Tamil Nadu, said sector officials, would issue a similar order soon. This is subsequent to the southern grid facing technical snags and outages from a mismatch between demand and supply, with lack of inter-state transmission capacity.
While Karnataka’s loss-making power distribution companies (discoms) lack the money to buy surplus power, generating units complain of late payment and demand shortfall despite the mandate to run at 100 per cent capacity.
The Karnataka government had issued the earlier order, to operate at full capacity and send nothing outside the state, in September 2015 under Section 11 of the Electricity Act. That has led to the present situation, of a “serious threat to grid security and public interest”, said the KERC order dated Monday.
The daily state demand has reduced to 20 million units from the earlier 50 mn units. Peak demand, earlier 9,500 Mw, was 7,200-8,600 Mw from the first week of May.
Karnataka has total generation capacity of nearly 17,000 Mw, of which thermal power is 8,000 Mw, hydro is 3,600 Mw and renewable energy is 4,800 Mw. Sugar and other industrial units also sell their surplus captive power to the state grid.
The accumulated loss for Karnataka discoms as of the provisional financial accounts for 2014-15 was Rs 2,561 crore.

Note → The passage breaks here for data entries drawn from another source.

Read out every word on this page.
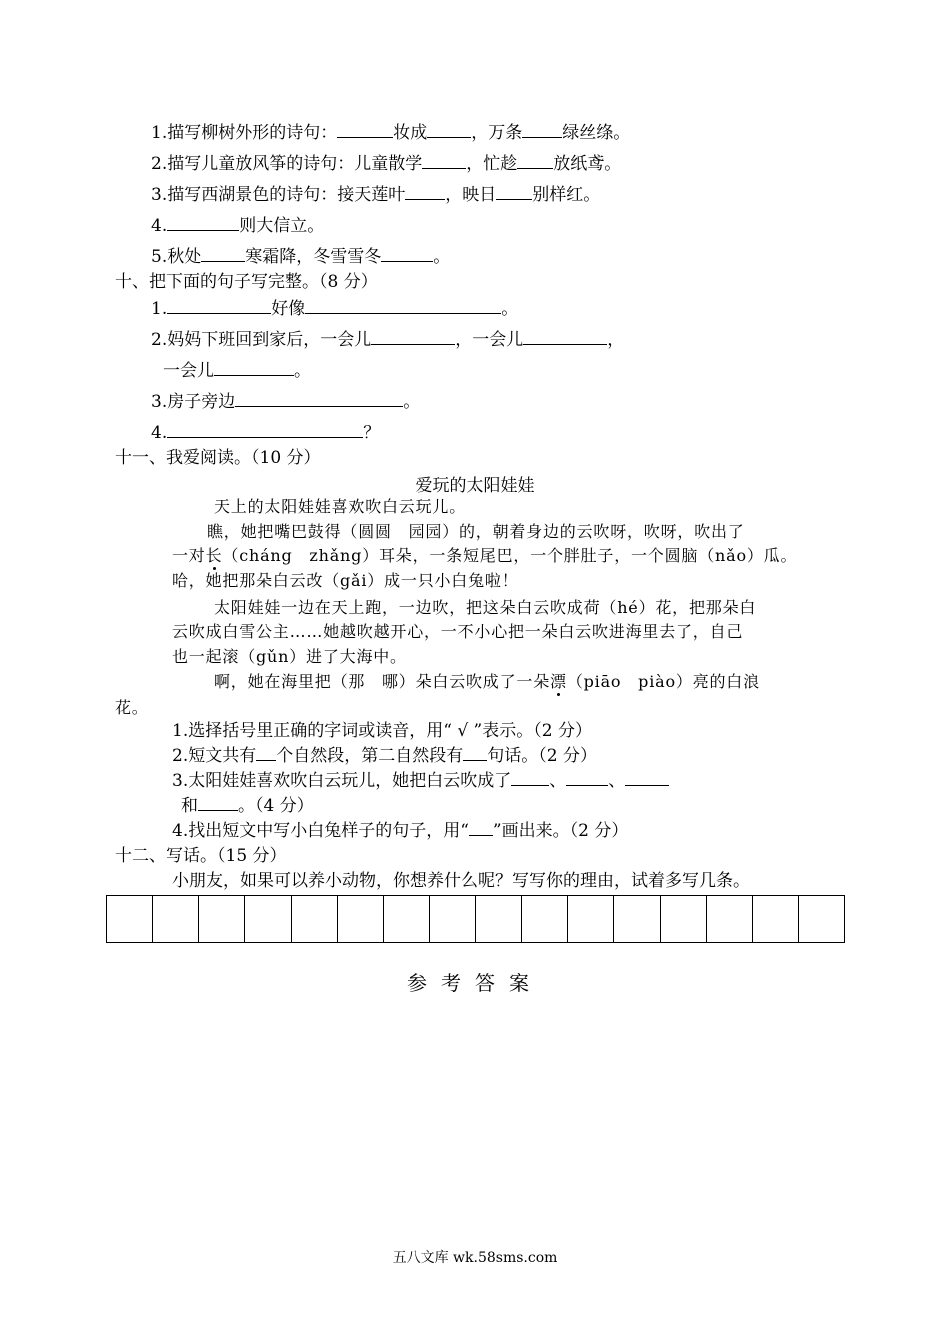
1.描写柳树外形的诗句：	妆成	，万条 绿丝绦。
2.描写儿童放风筝的诗句：儿童散学	，忙趁 放纸鸢。
3.描写西湖景色的诗句：接天莲叶 ，映日 别样红。
4.	则大信立。
5.秋处	寒霜降，冬雪雪冬	。
十、把下面的句子写完整。（8 分）
1.	好像	。
2.妈妈下班回到家后，一会儿	，一会儿	，
一会儿	。
3.房子旁边	。
4.	？
十一、我爱阅读。（10 分）
爱玩的太阳娃娃
天上的太阳娃娃喜欢吹白云玩儿。
瞧，她把嘴巴鼓得（圆圆　园园）的，朝着身边的云吹呀，吹呀，吹出了
一对长（cháng　zhǎng）耳朵，一条短尾巴，一个胖肚子，一个圆脑（nǎo）瓜。
哈，她把那朵白云改（gǎi）成一只小白兔啦！
太阳娃娃一边在天上跑，一边吹，把这朵白云吹成荷（hé）花，把那朵白
云吹成白雪公主……她越吹越开心，一不小心把一朵白云吹进海里去了，自己
也一起滚（gǔn）进了大海中。
啊，她在海里把（那　哪）朵白云吹成了一朵漂（piāo　piào）亮的白浪
花。
1.选择括号里正确的字词或读音，用“ √ ”表示。（2 分）
2.短文共有 个自然段，第二自然段有 句话。（2 分）
3.太阳娃娃喜欢吹白云玩儿，她把白云吹成了 、 、
和 。（4 分）
4.找出短文中写小白兔样子的句子，用“ ”画出来。（2 分）
十二、写话。（15 分）
小朋友，如果可以养小动物，你想养什么呢？写写你的理由，试着多写几条。
参考答案
五八文库 wk.58sms.com
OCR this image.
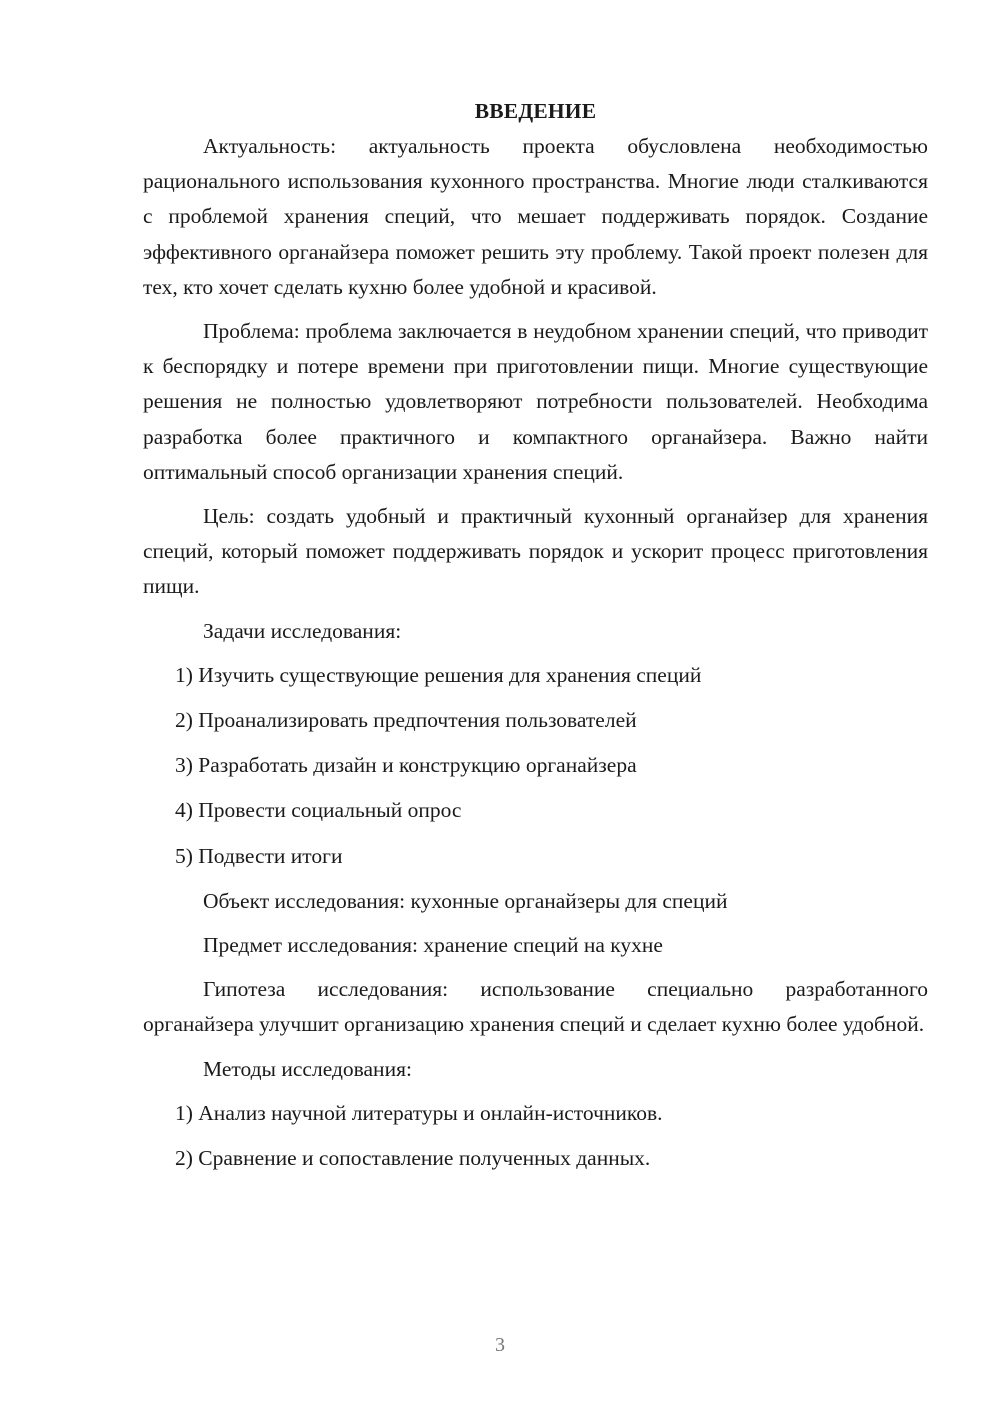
ВВЕДЕНИЕ

Актуальность: актуальность проекта обусловлена необходимостью рационального использования кухонного пространства. Многие люди сталкиваются с проблемой хранения специй, что мешает поддерживать порядок. Создание эффективного органайзера поможет решить эту проблему. Такой проект полезен для тех, кто хочет сделать кухню более удобной и красивой.

Проблема: проблема заключается в неудобном хранении специй, что приводит к беспорядку и потере времени при приготовлении пищи. Многие существующие решения не полностью удовлетворяют потребности пользователей. Необходима разработка более практичного и компактного органайзера. Важно найти оптимальный способ организации хранения специй.

Цель: создать удобный и практичный кухонный органайзер для хранения специй, который поможет поддерживать порядок и ускорит процесс приготовления пищи.

Задачи исследования:

1) Изучить существующие решения для хранения специй
2) Проанализировать предпочтения пользователей
3) Разработать дизайн и конструкцию органайзера
4) Провести социальный опрос
5) Подвести итоги

Объект исследования: кухонные органайзеры для специй

Предмет исследования: хранение специй на кухне

Гипотеза исследования: использование специально разработанного органайзера улучшит организацию хранения специй и сделает кухню более удобной.

Методы исследования:

1) Анализ научной литературы и онлайн-источников.
2) Сравнение и сопоставление полученных данных.
3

Generators may now apply for a no-objection certificate from KERC to sell their surplus outside the state, said an official.

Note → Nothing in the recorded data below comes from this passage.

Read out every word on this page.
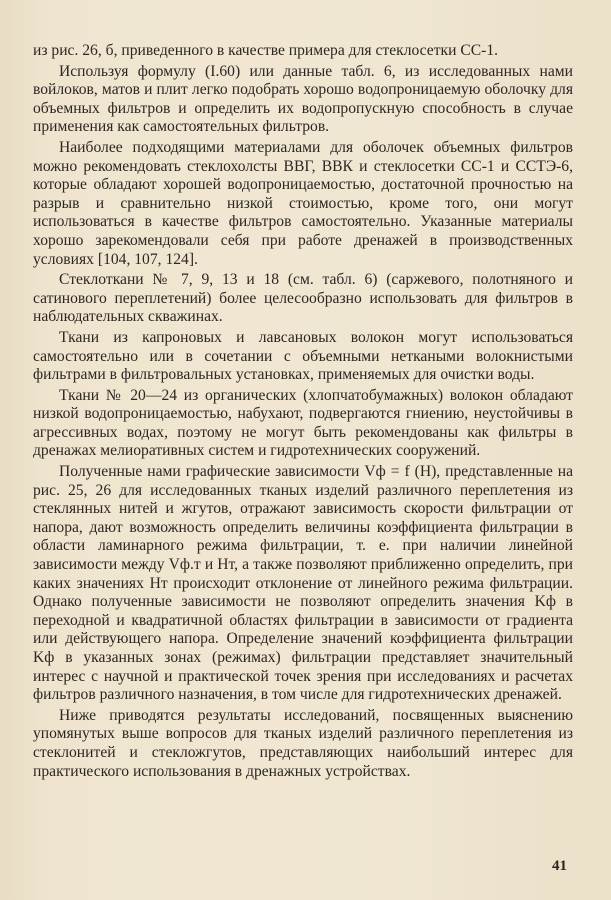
из рис. 26, б, приведенного в качестве примера для стеклосетки СС-1.

Используя формулу (I.60) или данные табл. 6, из исследованных нами войлоков, матов и плит легко подобрать хорошо водопроницаемую оболочку для объемных фильтров и определить их водопропускную способность в случае применения как самостоятельных фильтров.

Наиболее подходящими материалами для оболочек объемных фильтров можно рекомендовать стеклохолсты ВВГ, ВВК и стеклосетки СС-1 и ССТЭ-6, которые обладают хорошей водопроницаемостью, достаточной прочностью на разрыв и сравнительно низкой стоимостью, кроме того, они могут использоваться в качестве фильтров самостоятельно. Указанные материалы хорошо зарекомендовали себя при работе дренажей в производственных условиях [104, 107, 124].

Стеклоткани № 7, 9, 13 и 18 (см. табл. 6) (саржевого, полотняного и сатинового переплетений) более целесообразно использовать для фильтров в наблюдательных скважинах.

Ткани из капроновых и лавсановых волокон могут использоваться самостоятельно или в сочетании с объемными неткаными волокнистыми фильтрами в фильтровальных установках, применяемых для очистки воды.

Ткани № 20—24 из органических (хлопчатобумажных) волокон обладают низкой водопроницаемостью, набухают, подвергаются гниению, неустойчивы в агрессивных водах, поэтому не могут быть рекомендованы как фильтры в дренажах мелиоративных систем и гидротехнических сооружений.

Полученные нами графические зависимости Vф = f (H), представленные на рис. 25, 26 для исследованных тканых изделий различного переплетения из стеклянных нитей и жгутов, отражают зависимость скорости фильтрации от напора, дают возможность определить величины коэффициента фильтрации в области ламинарного режима фильтрации, т. е. при наличии линейной зависимости между Vф.т и Hт, а также позволяют приближенно определить, при каких значениях Hт происходит отклонение от линейного режима фильтрации. Однако полученные зависимости не позволяют определить значения Kф в переходной и квадратичной областях фильтрации в зависимости от градиента или действующего напора. Определение значений коэффициента фильтрации Kф в указанных зонах (режимах) фильтрации представляет значительный интерес с научной и практической точек зрения при исследованиях и расчетах фильтров различного назначения, в том числе для гидротехнических дренажей.

Ниже приводятся результаты исследований, посвященных выяснению упомянутых выше вопросов для тканых изделий различного переплетения из стеклонитей и стекложгутов, представляющих наибольший интерес для практического использования в дренажных устройствах.

41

Business Standard had reported earlier this month that the southern grid faced demand shortfall and over-supply, with not enough inter-state transmission capacity.

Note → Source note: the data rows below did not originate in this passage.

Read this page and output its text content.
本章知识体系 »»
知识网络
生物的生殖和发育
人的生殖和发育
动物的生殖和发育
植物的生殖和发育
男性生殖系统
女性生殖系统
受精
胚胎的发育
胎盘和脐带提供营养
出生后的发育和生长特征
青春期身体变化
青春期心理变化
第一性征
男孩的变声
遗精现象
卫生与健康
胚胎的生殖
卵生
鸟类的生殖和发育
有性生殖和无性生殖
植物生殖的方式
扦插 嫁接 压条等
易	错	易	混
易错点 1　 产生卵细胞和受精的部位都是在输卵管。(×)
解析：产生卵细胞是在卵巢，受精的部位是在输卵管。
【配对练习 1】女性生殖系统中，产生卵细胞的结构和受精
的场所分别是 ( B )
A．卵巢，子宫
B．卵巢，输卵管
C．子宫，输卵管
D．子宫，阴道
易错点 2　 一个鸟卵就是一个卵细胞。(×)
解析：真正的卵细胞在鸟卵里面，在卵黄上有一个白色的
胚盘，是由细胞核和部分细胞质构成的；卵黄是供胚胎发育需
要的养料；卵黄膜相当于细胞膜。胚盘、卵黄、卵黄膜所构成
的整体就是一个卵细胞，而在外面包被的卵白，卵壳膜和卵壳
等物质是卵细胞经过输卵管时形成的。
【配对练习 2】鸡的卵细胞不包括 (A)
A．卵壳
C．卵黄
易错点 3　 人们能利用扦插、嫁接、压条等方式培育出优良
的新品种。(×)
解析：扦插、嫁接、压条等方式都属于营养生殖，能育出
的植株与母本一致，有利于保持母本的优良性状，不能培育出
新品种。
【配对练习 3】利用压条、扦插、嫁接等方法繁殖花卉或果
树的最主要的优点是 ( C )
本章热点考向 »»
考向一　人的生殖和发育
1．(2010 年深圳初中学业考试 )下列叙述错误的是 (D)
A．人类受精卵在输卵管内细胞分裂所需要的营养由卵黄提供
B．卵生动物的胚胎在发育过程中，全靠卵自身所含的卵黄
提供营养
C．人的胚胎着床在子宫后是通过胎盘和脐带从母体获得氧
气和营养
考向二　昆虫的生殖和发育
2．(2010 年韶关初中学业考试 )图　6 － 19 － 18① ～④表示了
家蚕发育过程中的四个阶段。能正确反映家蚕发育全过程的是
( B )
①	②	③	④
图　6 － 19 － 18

Total demand in the southern region is 34,000 Mw. The HVDC line from Jaipur in Rajasthan to Gajuwaka, near Vizag, which supplies 500 Mw, has tripped five times in the past month, said an official. “As the line trips, so power transfer capacity is reduced, while demand keeps going up. The high temperatures also lead to tripping,” said a power market executive.
Experts said with states freeing their generation capacity, the spot market in the south could see an uptick.
“These states, rather than sourcing costly long-term power, could choose spot power at a market-determined price as needed,” said one.